Augsburger Allgemeine (Land West)
Lufthansa streicht hunderte Flüge
Ausstand Der Pilotenstreik sorgt für Ärger und Unverständnis. Die Lösung könnte eine Schlichtung bringen. Doch erst einmal müssten sich die Parteien auf eine Agenda einigen
Frankfurt am Main
Die Lufthansa und ihre Piloten stecken in einem gewaltigen Dilemma. Mit äußerst kostspieligen und imageschädigenden Streiks versucht die Vereinigung Cockpit (VC), den größten Luftverkehrskonzern Europas von seiner Billigstrategie abzubringen. Heute fallen voraussichtlich weitere 912 Verbindungen aus, darunter 82 Langstrecken, wie das Unternehmen mitteilte. Gestern waren bereits 876 Flüge abgesagt worden. An beiden Tagen zusammen waren 215 000 Passagiere betroffen. Auch am Freitag soll gestreikt werden, wie am Abend bekannt wurde.

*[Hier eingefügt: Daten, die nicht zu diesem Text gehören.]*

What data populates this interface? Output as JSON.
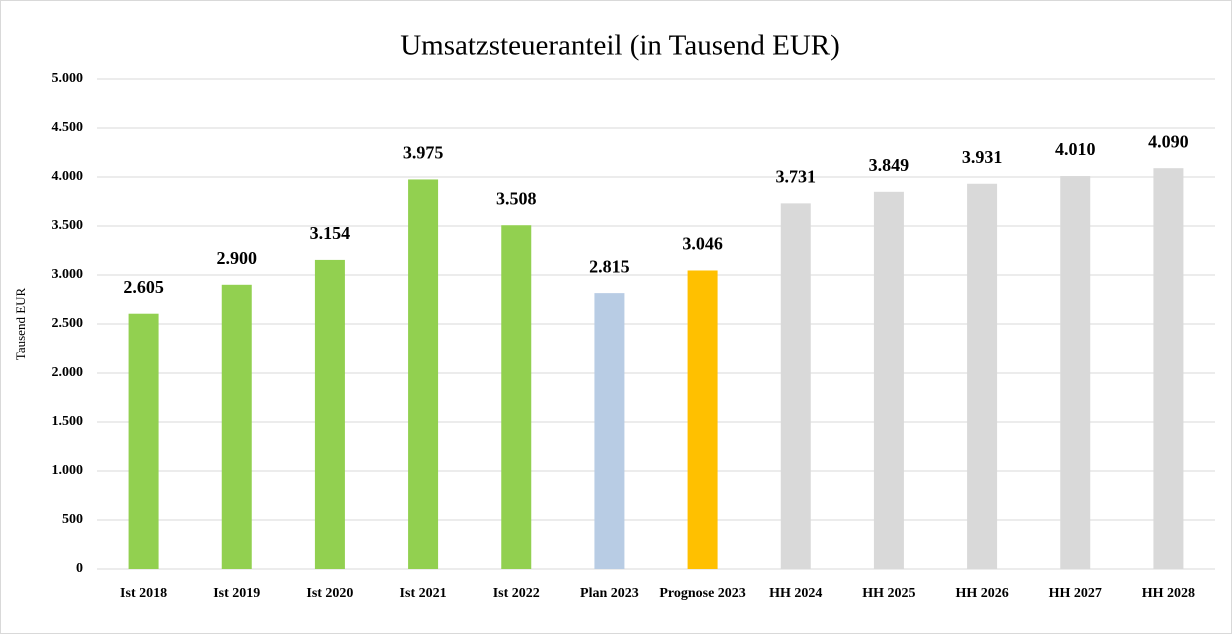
{
  "chart_data": {
    "type": "bar",
    "title": "Umsatzsteueranteil (in Tausend EUR)",
    "y_label": "Tausend EUR",
    "categories": [
      "Ist 2018",
      "Ist 2019",
      "Ist 2020",
      "Ist 2021",
      "Ist 2022",
      "Plan 2023",
      "Prognose 2023",
      "HH 2024",
      "HH 2025",
      "HH 2026",
      "HH 2027",
      "HH 2028"
    ],
    "values": [
      2605,
      2900,
      3154,
      3975,
      3508,
      2815,
      3046,
      3731,
      3849,
      3931,
      4010,
      4090
    ],
    "value_labels": [
      "2.605",
      "2.900",
      "3.154",
      "3.975",
      "3.508",
      "2.815",
      "3.046",
      "3.731",
      "3.849",
      "3.931",
      "4.010",
      "4.090"
    ],
    "colors": [
      "#92d050",
      "#92d050",
      "#92d050",
      "#92d050",
      "#92d050",
      "#b8cce4",
      "#ffc000",
      "#d9d9d9",
      "#d9d9d9",
      "#d9d9d9",
      "#d9d9d9",
      "#d9d9d9"
    ],
    "ylim": [
      0,
      5000
    ],
    "yticks": [
      0,
      500,
      {
        "value": 1000,
        "label": "1.000"
      },
      {
        "value": 1500,
        "label": "1.500"
      },
      {
        "value": 2000,
        "label": "2.000"
      },
      {
        "value": 2500,
        "label": "2.500"
      },
      {
        "value": 3000,
        "label": "3.000"
      },
      {
        "value": 3500,
        "label": "3.500"
      },
      {
        "value": 4000,
        "label": "4.000"
      },
      {
        "value": 4500,
        "label": "4.500"
      },
      {
        "value": 5000,
        "label": "5.000"
      }
    ],
    "grid": true
  }
}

Lufthansa reservierte für gestrandete Kunden nach eigenen Angaben im Rhein-Main-Gebiet sowie im Raum München vorsorglich fast 4000 Hotelzimmer. Für Passagiere, die aufgrund fehlender Visa nicht nach Deutschland einreisen dürfen, seien im Frankfurter Terminal zudem rund 400 Feldbetten aufgebaut worden. Viele Fluggäste konnten aber auch umgebucht werden oder kamen mit der Bahn an ihr Ziel.
Trotz der Turbulenzen bleibt Konzernchef Carsten Spohr hart und erträgt lieber die 14. Streikrun- mit Millionenschaden, als dass er einlenkt. Lieber ein paar Tage ohne Lufthansa als bald ganz ohne Lufthansa, lautet sein Tenor.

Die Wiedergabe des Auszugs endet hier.